Clytus stood on his toes and scanned the sea a moment. “We could leave it and try to limp back to Tivol in the fishing boat. Might not make that either, though. If we leave the clipper, it’ll be found by tomorrow, and we’d be captured a little after. No good options, as I see it.”
“Look,” Melio said, “I know you all are chancers. You’d have to be to be brigands. You like risk, fair enough. But think for a minute: we sail west… and die. Name the method. There’s a thousand to choose from. If that’s what waits for you over there, would you still say go? Tell me truthfully.”
“I would,” Geena said.
“Aye,” Clytus agreed.
Kartholome shrugged. “Why not? Riches beyond imagining…”
Geena jumped off the railing. She stepped close to Melio, took hold of his arm at the elbow. “I want to do this because Dariel would do it. Don’t you think he would? He’d do it for you. For Clytus. I’d like to think he’d do it for me. Let’s do it for Dariel. If we die… what’s it matter? We’d die in style.”
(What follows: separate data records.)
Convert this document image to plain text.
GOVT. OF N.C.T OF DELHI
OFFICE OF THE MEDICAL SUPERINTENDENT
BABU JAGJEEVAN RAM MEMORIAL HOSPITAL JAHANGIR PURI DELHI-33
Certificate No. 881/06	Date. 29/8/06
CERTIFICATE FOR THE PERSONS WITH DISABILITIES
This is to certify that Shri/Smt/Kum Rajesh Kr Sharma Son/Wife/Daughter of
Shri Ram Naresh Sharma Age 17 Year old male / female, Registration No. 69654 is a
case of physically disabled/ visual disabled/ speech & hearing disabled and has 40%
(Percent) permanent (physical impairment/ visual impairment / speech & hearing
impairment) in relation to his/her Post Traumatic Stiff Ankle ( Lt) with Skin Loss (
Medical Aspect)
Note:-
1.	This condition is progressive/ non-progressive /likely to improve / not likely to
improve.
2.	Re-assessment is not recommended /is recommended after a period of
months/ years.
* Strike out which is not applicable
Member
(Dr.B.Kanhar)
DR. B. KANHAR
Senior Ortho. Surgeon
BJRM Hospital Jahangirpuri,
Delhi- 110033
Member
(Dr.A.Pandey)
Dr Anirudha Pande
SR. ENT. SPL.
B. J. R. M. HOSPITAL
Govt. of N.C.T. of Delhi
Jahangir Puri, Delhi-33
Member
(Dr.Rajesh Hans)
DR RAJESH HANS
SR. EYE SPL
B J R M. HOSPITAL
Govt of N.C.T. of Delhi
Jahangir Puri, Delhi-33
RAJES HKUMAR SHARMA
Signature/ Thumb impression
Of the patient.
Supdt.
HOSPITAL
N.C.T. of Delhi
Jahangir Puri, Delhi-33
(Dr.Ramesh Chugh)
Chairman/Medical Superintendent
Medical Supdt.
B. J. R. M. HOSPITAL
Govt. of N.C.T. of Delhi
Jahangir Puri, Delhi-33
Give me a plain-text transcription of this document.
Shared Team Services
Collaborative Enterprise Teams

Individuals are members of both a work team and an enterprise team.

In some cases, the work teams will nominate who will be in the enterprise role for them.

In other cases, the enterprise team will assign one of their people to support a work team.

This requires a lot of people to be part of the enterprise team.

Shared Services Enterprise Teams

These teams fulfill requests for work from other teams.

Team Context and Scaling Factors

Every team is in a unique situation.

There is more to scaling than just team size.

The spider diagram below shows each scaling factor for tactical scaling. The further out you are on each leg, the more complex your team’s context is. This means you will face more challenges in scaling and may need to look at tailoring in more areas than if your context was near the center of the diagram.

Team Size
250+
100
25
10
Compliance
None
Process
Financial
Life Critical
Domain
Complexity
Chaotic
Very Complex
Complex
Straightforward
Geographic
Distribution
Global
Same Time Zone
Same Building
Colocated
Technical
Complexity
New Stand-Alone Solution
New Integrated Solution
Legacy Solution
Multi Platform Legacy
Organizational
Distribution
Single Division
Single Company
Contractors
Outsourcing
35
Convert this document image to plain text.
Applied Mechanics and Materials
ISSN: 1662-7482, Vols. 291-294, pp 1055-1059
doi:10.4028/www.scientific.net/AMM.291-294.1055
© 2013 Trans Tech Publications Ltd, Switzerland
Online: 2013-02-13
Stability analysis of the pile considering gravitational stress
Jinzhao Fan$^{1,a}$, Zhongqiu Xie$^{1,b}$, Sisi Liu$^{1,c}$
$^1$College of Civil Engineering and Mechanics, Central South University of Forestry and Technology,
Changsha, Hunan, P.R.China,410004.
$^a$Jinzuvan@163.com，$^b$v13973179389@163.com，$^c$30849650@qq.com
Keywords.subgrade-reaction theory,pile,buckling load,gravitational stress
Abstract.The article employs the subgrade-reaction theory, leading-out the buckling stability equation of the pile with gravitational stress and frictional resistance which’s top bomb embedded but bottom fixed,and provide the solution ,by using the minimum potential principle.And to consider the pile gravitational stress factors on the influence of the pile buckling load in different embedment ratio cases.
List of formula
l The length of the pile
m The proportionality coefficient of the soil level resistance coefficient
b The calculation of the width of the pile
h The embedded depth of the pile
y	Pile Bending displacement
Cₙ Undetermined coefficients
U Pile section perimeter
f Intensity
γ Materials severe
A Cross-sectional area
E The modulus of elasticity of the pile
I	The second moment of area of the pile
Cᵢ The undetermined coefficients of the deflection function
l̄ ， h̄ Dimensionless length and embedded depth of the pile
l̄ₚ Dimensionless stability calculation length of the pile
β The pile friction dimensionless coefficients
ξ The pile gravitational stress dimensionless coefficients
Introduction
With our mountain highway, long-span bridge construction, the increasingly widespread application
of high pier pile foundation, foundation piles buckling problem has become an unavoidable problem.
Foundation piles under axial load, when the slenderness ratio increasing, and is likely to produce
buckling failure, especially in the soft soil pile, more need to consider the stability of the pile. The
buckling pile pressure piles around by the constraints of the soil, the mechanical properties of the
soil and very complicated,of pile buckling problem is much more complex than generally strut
She was so close and so attractive in a boyish, playful way that he remembered her kiss on the boat after they had both almost drowned, tangled together as close as lovers. And that reminded him of the pledge he had made to Mena. If he lived, he had sworn he would do anything for her. Everything for her. If he had the chance, nothing would stop him. That was what he had thought in his last moments of consciousness.
“All right,” Melio said, “but only because Dariel would do the same for us.”
“We’ll need harpoons,” Kartholome said. “Lots of them.”
“Harpoons?”
Geena said, “A whaling outpost has plenty of those. Come, Melio Sharratt, let’s get to know our new ship. Welcome to the order of brigands.”
Melio pulled back. “No, no. Welcome, you three, to the proper service of the crown.”
“Call it what you will,” Geena said. “Let’s go. No use waiting for a patrol to stop by. I’m done being bait.”
CHAPTER NINETEEN
The first day she arrived with baskets of fruit for Elya’s children, Corinn stepped through the corridor opening onto Elya’s terrace to the sight of the redheaded dragon flapping its silken wings, maintaining a jolting, unsteady hover a few feet above the patterned tiles. Po, she called him. He grew inches every day. How much of that was natural and how much was accelerated by the Giver’s tongue she had used on them while still in the eggs she could not measure. She knew some of it was her doing, but the young ones already had traits distinctly their own. In hatching, in reaching out to touch her, in flight-in everything so far-Po had always been first. He would be the first to take a rider also. She was sure of it.